Josh (the blog)

I’ve delivered simple, clear and easy-to-use services for 20 years, for startups, scaleups and government. I write about the nerdy bits here.


@joahua

The new LCD – CMV Polyview V372

I got my new 17″ LCD today, from one of Michael‘s friends, Byrn. It’s a CMV Polyview V372, which doesn’t inspire images of enormous promotional spending creating a new household name, but, from first impressions, I’m pretty happy with the quality thus far.

It looks something like this, with funky fullscreen visualisations:
Polyview V372 monitor

Something less obvious in that picture is that it also has two in-built speakers.

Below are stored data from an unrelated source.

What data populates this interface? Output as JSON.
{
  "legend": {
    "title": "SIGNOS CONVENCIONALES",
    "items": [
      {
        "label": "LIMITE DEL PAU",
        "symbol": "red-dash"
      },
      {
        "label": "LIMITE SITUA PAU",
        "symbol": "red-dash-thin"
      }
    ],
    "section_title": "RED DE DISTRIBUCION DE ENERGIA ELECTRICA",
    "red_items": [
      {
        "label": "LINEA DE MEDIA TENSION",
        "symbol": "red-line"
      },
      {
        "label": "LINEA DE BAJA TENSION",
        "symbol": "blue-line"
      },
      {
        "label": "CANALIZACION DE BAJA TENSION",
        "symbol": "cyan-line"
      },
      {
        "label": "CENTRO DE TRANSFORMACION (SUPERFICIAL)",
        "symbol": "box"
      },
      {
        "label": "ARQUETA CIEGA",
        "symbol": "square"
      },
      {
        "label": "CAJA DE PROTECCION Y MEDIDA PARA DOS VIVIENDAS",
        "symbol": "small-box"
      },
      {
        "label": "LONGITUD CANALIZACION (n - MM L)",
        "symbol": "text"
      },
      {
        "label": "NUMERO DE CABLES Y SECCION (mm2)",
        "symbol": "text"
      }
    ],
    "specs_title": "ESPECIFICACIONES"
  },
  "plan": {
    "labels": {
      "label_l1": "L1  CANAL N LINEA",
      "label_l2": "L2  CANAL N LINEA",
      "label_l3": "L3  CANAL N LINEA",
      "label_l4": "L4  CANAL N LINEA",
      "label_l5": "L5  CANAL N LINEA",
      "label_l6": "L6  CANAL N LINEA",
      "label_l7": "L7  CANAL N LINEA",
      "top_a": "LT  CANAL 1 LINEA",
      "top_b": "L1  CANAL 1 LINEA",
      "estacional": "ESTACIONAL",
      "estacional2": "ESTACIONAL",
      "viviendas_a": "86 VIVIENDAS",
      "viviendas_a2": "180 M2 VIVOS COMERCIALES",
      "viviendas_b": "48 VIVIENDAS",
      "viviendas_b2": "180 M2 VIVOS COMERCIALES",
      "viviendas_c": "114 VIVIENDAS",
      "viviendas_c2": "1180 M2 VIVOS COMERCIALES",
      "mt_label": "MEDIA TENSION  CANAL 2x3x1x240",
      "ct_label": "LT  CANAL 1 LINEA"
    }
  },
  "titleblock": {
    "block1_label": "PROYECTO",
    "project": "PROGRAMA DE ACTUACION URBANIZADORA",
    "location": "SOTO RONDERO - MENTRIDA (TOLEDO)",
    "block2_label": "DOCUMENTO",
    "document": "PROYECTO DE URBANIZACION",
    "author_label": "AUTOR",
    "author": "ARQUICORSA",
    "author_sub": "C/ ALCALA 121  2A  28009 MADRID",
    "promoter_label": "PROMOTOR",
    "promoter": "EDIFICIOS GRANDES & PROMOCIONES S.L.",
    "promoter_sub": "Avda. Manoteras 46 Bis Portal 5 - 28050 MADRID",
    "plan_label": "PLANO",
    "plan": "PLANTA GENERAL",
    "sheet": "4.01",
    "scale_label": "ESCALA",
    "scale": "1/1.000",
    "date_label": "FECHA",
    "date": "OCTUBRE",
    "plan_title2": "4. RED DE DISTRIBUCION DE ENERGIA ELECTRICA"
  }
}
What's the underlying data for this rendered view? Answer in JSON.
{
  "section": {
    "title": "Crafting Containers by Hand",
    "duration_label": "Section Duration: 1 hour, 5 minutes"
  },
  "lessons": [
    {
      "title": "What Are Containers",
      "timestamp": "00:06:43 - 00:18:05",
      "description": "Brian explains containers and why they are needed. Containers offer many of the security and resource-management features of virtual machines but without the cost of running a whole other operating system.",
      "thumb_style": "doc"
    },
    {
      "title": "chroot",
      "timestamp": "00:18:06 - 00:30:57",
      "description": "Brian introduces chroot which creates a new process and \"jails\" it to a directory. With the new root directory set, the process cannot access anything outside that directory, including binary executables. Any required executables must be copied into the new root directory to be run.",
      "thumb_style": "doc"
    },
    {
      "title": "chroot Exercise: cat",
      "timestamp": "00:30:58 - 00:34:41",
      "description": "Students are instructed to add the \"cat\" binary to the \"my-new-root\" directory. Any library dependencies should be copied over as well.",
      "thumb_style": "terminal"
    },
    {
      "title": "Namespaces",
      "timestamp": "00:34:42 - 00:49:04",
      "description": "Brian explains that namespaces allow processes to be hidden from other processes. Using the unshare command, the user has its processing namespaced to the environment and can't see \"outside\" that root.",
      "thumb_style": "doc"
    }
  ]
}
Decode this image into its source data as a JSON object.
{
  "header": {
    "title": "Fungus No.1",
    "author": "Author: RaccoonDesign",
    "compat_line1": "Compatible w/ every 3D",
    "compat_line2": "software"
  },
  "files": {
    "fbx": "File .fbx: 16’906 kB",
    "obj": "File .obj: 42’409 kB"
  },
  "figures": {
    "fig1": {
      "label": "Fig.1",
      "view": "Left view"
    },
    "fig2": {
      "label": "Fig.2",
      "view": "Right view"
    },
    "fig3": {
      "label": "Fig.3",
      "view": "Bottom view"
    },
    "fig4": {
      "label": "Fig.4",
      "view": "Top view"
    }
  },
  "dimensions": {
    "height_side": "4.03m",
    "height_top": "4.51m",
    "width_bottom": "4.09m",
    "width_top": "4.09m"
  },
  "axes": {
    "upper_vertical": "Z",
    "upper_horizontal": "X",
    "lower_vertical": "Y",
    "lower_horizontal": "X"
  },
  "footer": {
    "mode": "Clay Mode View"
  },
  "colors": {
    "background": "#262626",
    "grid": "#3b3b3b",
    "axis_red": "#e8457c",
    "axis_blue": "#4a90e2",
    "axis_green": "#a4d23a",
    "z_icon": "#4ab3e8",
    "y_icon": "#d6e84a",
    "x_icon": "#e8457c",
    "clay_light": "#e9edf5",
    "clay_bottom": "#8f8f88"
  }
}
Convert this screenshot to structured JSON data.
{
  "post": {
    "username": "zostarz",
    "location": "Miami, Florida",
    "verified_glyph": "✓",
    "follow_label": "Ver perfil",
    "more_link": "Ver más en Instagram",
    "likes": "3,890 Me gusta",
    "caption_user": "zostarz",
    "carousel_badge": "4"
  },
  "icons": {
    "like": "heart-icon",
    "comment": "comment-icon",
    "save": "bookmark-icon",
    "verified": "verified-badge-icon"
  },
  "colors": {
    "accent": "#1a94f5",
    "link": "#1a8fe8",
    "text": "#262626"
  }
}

Most people would advise against using them, and generally I’d agree, but I don’t have any other speakers attached to this computer (Pioneer headphones only), so it’s good for simple system sounds and radio-kinda-quality music. Obviously not pumping bass, but I’ve got the Acoustic Research speakers in my room if I want that, so it’s no big deal.

The monitor sports DVI and VGA inputs (there’s a VGA-only model, but the DVI models all come with analogue input as well), and a native resolution of 1280*1024. They also have an 8ms response time, which would be important to me if I played games, but… well… I don’t. The 14ms version was cheaper, but not enough so to make me want to save the money (there was only $20 in it).

Being an LCD, there’s the inherent risk of stuck-on or stuck-off pixels and subpixels… so that was one of the first things I checked. I only found one stuck pixel, which is stuck-on (that’s more obvious than stuck off) – but it’s only a subpixel, and it’s towards the very bottom of the screen – I didn’t notice until I pulled up a fullscreen black image.

The stuck-on blue subpixel

For comparison, there’s a spec of dust above the text (erm… there on purpose, yes… okay, so I couldn’t be bothered to clean it). No big deal.

I’m glad there weren’t more, though, because Polyview’s replacement policy doesn’t kick in until 7 dead pixels according to some websites. It’s also good it’s on the side of the screen, rather than dead centre. My old CRT (now sitting on the floor – I might whack a second graphics card in and try dual monitors when I get time, but probably not) had a burnt-in semi-colon in the middle of the screen, so I knew what having somethind dead-centre could be like. It’s not too much of a distraction, but hardly desirable.

In a bizarre usability bug, the contrast slider is actually setup the wrong way around. Zero is what would normally be 100, and 100 is zero. This would be not-too-weird, but for the fact that the brightness slider is setup “normally”. Go figure. So it took me a little longer to get the picture I wanted than perhaps it should have! I was a little worried the display completely sucked for a few minutes there, but, fortunately, it doesn’t.

When I actually started using it for day-to-day stuff, the thing I was most impressed with was actually a terminal display! This sounds stupid, but I use xterm (no bloat… what can I say!), which has stupidly tiny font sizes. I’m sure there’s a way to change this in software, but I hadn’t found it, and, with this display, I honestly don’t think I need to!

It’s not just the extra size, but the crispness of display in general – it’s great. Speaking of crispness, the interface of this thing has another odd quirk – you can adjust “sharpness” in the menu. Set this to 5 straight away, because it appears just to be blurring pixels into each other. Some would call it anti-aliasing, but really, this should be handled at a software level (and usually is) – the monitor just makes things look like crap.

Overall, it’s a pretty nice display, with a few rather sad interface flaws, but no serious problems.